Pediatricians have voiced concerns about cases rising among kids as the new school year approaches and the highly transmissible delta variant spreads rapidly. While it’s unclear whether the variant is more deadly than other versions of the virus — some experts say they haven’t see a significant difference — there’s no question that it spreads more easily.

Ava’s mother, Estefani Lopez, said her baby started showing mild symptoms Wednesday. When they suddenly worsened early Thursday morning, she rushed the girl to the emergency room. She told ABC 13 she was haunted by the images of Ava with a tube in her throat.

“It hurts,” Lopez said. “I wouldn’t want this pain on no other mother.”

Texas has become one of the nation’s coronavirus hot spots as the delta variant has swept across the country over the past month. Statewide, hospitalizations have jumped 42 percent in the past week, and new daily cases have risen by nearly 50 percent, according to The Washington Post’s tracking. On Friday alone, the state reported more than 19,000 infections, the most it has registered since mid-February, and the state’s test positivity rate is a staggering 18 percent.

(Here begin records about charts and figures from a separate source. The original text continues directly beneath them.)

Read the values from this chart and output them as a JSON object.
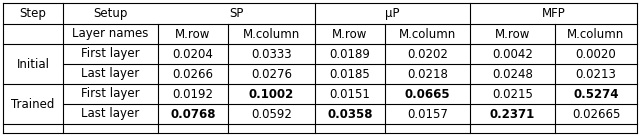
{
  "rows": [
    [
      "Initial",
      "First layer",
      "0.0204",
      "0.0333",
      "0.0189",
      "0.0202",
      "0.0042",
      "0.0020"
    ],
    [
      "Initial",
      "Last layer",
      "0.0266",
      "0.0276",
      "0.0185",
      "0.0218",
      "0.0248",
      "0.0213"
    ],
    [
      "Trained",
      "First layer",
      "0.0192",
      "0.1002",
      "0.0151",
      "0.0665",
      "0.0215",
      "0.5274"
    ],
    [
      "Trained",
      "Last layer",
      "0.0768",
      "0.0592",
      "0.0358",
      "0.0157",
      "0.2371",
      "0.02665"
    ]
  ],
  "bold_data": {
    "2": [
      3,
      5,
      7
    ],
    "3": [
      2,
      4,
      6
    ]
  },
  "background_color": "#ffffff",
  "line_color": "#000000",
  "font_size": 8.5
}
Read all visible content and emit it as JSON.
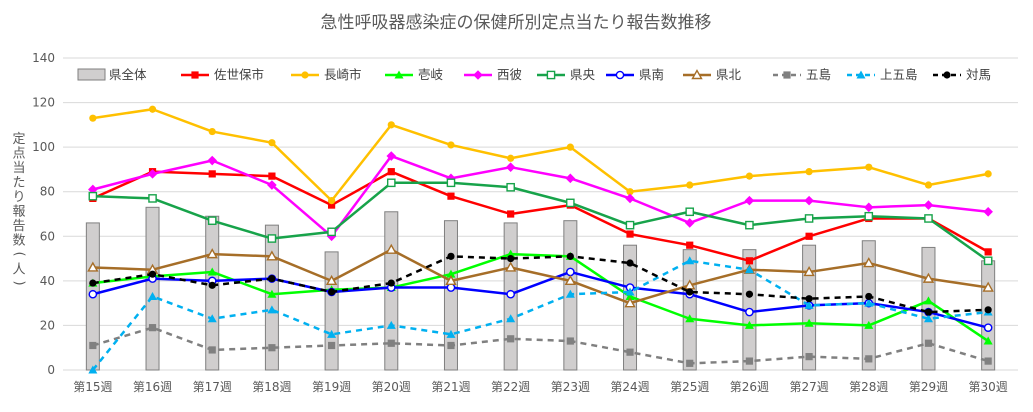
{
  "chart_data": {
    "type": "bar+line",
    "title": "急性呼吸器感染症の保健所別定点当たり報告数推移",
    "ylabel": "定点当たり報告数（人）",
    "xlabel": "",
    "ylim": [
      0,
      140
    ],
    "yticks": [
      "0",
      "20",
      "40",
      "60",
      "80",
      "100",
      "120",
      "140"
    ],
    "grid": "horizontal",
    "legend": "top",
    "categories": [
      "第15週",
      "第16週",
      "第17週",
      "第18週",
      "第19週",
      "第20週",
      "第21週",
      "第22週",
      "第23週",
      "第24週",
      "第25週",
      "第26週",
      "第27週",
      "第28週",
      "第29週",
      "第30週"
    ],
    "bar": {
      "name": "県全体",
      "color": "#d0cece",
      "values": [
        66,
        73,
        69,
        65,
        53,
        71,
        67,
        66,
        67,
        56,
        54,
        54,
        56,
        58,
        55,
        49
      ]
    },
    "series": [
      {
        "name": "佐世保市",
        "color": "#ff0000",
        "marker": "square",
        "dash": false,
        "values": [
          77,
          89,
          88,
          87,
          74,
          89,
          78,
          70,
          74,
          61,
          56,
          49,
          60,
          68,
          68,
          53
        ]
      },
      {
        "name": "長崎市",
        "color": "#ffc000",
        "marker": "circle",
        "dash": false,
        "values": [
          113,
          117,
          107,
          102,
          76,
          110,
          101,
          95,
          100,
          80,
          83,
          87,
          89,
          91,
          83,
          88
        ]
      },
      {
        "name": "壱岐",
        "color": "#00ff00",
        "marker": "triangle",
        "dash": false,
        "values": [
          39,
          42,
          44,
          34,
          36,
          37,
          43,
          52,
          51,
          33,
          23,
          20,
          21,
          20,
          31,
          13
        ]
      },
      {
        "name": "西彼",
        "color": "#ff00ff",
        "marker": "diamond",
        "dash": false,
        "values": [
          81,
          88,
          94,
          83,
          60,
          96,
          86,
          91,
          86,
          77,
          66,
          76,
          76,
          73,
          74,
          71
        ]
      },
      {
        "name": "県央",
        "color": "#17a34a",
        "marker": "hollow-square",
        "dash": false,
        "values": [
          78,
          77,
          67,
          59,
          62,
          84,
          84,
          82,
          75,
          65,
          71,
          65,
          68,
          69,
          68,
          49
        ]
      },
      {
        "name": "県南",
        "color": "#0000ff",
        "marker": "hollow-circle",
        "dash": false,
        "values": [
          34,
          41,
          40,
          41,
          35,
          37,
          37,
          34,
          44,
          37,
          34,
          26,
          29,
          30,
          26,
          19
        ]
      },
      {
        "name": "県北",
        "color": "#a66e28",
        "marker": "hollow-triangle",
        "dash": false,
        "values": [
          46,
          45,
          52,
          51,
          40,
          54,
          40,
          46,
          40,
          30,
          38,
          45,
          44,
          48,
          41,
          37
        ]
      },
      {
        "name": "五島",
        "color": "#808080",
        "marker": "square",
        "dash": true,
        "values": [
          11,
          19,
          9,
          10,
          11,
          12,
          11,
          14,
          13,
          8,
          3,
          4,
          6,
          5,
          12,
          4
        ]
      },
      {
        "name": "上五島",
        "color": "#00b0f0",
        "marker": "triangle",
        "dash": true,
        "values": [
          0,
          33,
          23,
          27,
          16,
          20,
          16,
          23,
          34,
          35,
          49,
          45,
          29,
          30,
          23,
          26
        ]
      },
      {
        "name": "対馬",
        "color": "#000000",
        "marker": "circle",
        "dash": true,
        "values": [
          39,
          43,
          38,
          41,
          35,
          39,
          51,
          50,
          51,
          48,
          35,
          34,
          32,
          33,
          26,
          27
        ]
      }
    ]
  }
}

In Houston, the influx of patients is putting immense strain on hospitals and medical staff already exhausted from overwork during the pandemic’s previous waves. One patient in the area was recently transferred to North Dakota for treatment, the Houston Chronicle reported.

Houston’s Texas Medical Center, the nation’s largest medical complex, is admitting coronavirus patients at near-record rates while also grappling with a nursing shortage in the region, according to William F. McKeon, the center’s chief executive.

“Hospitalizations across the Texas Medical Center are escalating at a pace we have not observed since the highest COVID-19 peak in summer 2020,” McKeon said in a statement. “Among patients hospitalized with COVID-19, a majority are younger and unvaccinated.”

Citywide, the health-care system was nearing a “breaking point,” Houston’s medical director, David Persse, told the Associated Press this week. “For the next three weeks or so, I see no relief on what’s happening in emergency departments.”

Adding to the stress on the system, the state has seen a sharp uptick in pediatric illnesses that had declined when people were stuck inside during the early stages of the pandemic. More children are being hospitalized with respiratory syncytial virus this summer than in previous years — and it’s happening at a time when emergency rooms are already treating more bumps and broken bones from kids playing outdoors.

“What we are dealing with is an already extremely busy summer for pediatric illness, really an unprecedented one,” Lucia said. “All the things that were quiet for a while really made a sensational comeback.”

“It’s a complex picture,” he added, “but what it adds up to is we have too many patients and not enough beds.”

As the state’s public health crisis has deepened, Gov. Greg Abbott (R) has doubled down on his opposition to mask mandates and restrictions on businesses. The governor has encouraged Texans to get vaccinated but has threatened to penalize cities that defy his orders banning mandatory masking. “There will not be any government imposed shutdowns or mask mandates,” he told reporters this week.

Some local officials in Texas are pressing forward with mask mandates regardless. Among them is Houston Mayor Sylvester Turner, who announced Monday that the city’s roughly 22,000 employees will be required to wear face coverings in municipal buildings.

After her daughter’s ordeal this week, Lopez hopes people will take the proper precautions.

“It’s making me kind of mad that people have taken covid as a joke. It’s not a joke. It’s very, very serious,” she told ABC 13. “You want your babies at home, not in a hospital.”